The smile faded from Rue Meridian’s face. “Grianne? Oh, yes, your missing sister. She’s down below, in Big Red’s cabin, staring at nothing. She’s good at that.”

He held her gaze. “I know that—”

“You don’t know anything,” she interrupted, her voice oddly breezy. “Not one thing.” She pushed back loose strands of her long red hair, and he could see the dangerous look in her green eyes. “I never thought I would find myself in a position where I would have to keep that creature alive, let alone look after her. I would have put a knife to her throat and been done with it, but you were raving so loudly about keeping her safe that I didn’t have much of a choice.”
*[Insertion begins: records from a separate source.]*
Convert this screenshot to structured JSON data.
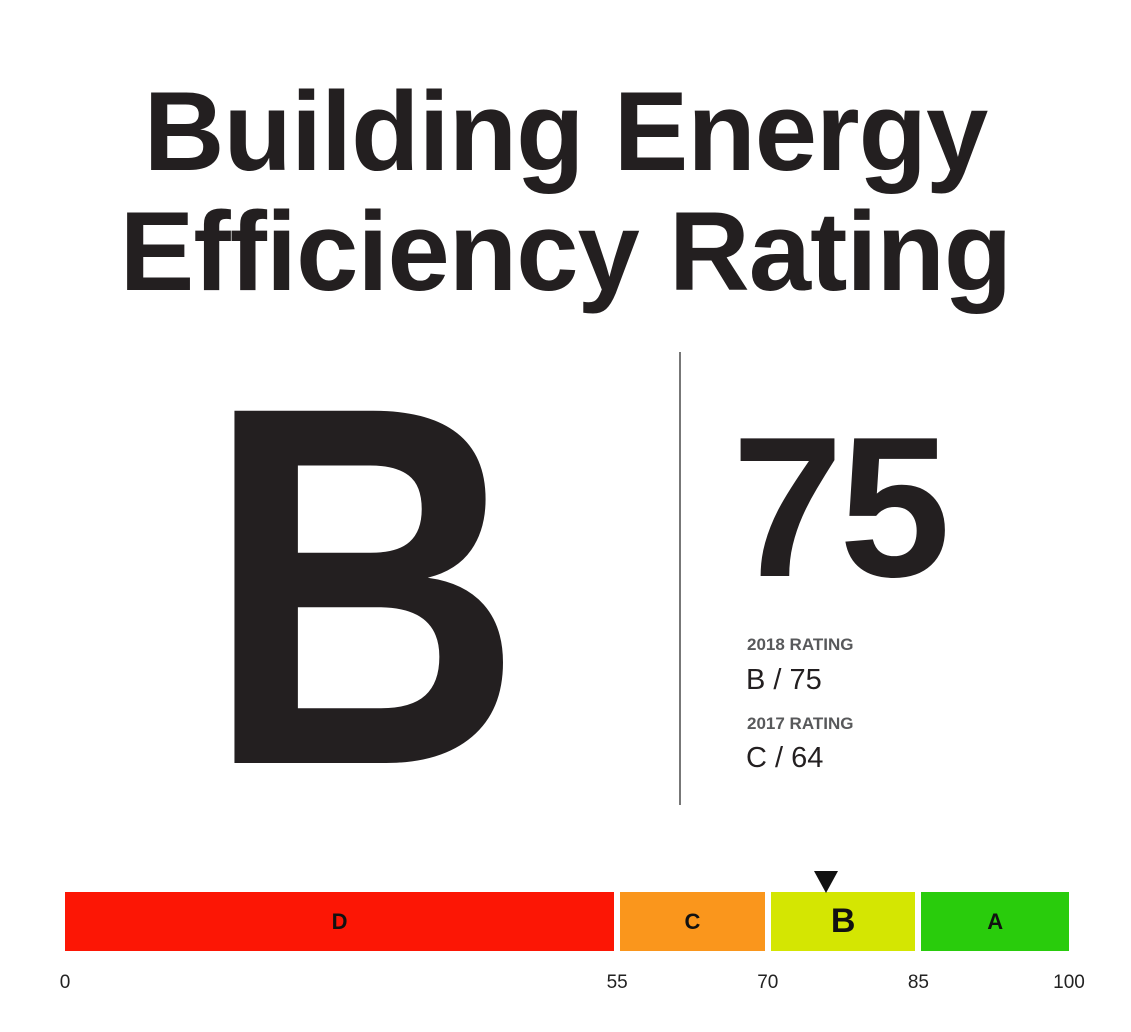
{
  "title_lines": [
    "Building Energy",
    "Efficiency Rating"
  ],
  "current": {
    "grade": "B",
    "score": "75"
  },
  "history": [
    {
      "label": "2018 RATING",
      "value": "B / 75"
    },
    {
      "label": "2017 RATING",
      "value": "C / 64"
    }
  ],
  "scale": {
    "segments": [
      {
        "grade": "D",
        "from": 0,
        "to": 55,
        "color": "#fc1605"
      },
      {
        "grade": "C",
        "from": 55,
        "to": 70,
        "color": "#fa961c"
      },
      {
        "grade": "B",
        "from": 70,
        "to": 85,
        "color": "#d4e602"
      },
      {
        "grade": "A",
        "from": 85,
        "to": 100,
        "color": "#29cc0c"
      }
    ],
    "ticks": [
      "0",
      "55",
      "70",
      "85",
      "100"
    ],
    "marker_value": 75
  }
}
“I appreciate what you’ve done.”

Her lips tightened. “Just tell me you have a good reason for all this. Just tell me that.”

“I have a reason,” he said. “I don’t know yet how good it is.”

Bek told her everything then, all that had happened since he had left the Jerle Shannara weeks earlier and gone inland with Walker and the shore party. Some she already knew, because Quentin had told her. Some she had suspected. She had guessed at his imprisonment aboard Black Moclips and subsequent escape, but she had not realized the true reason for either. She was skeptical and angry with him, refusing at first to listen to his reasons for saving his sister, shouting at him that it didn’t matter, that saving her was wrong, that she was responsible for all the deaths suffered by the company, especially Hawk’s.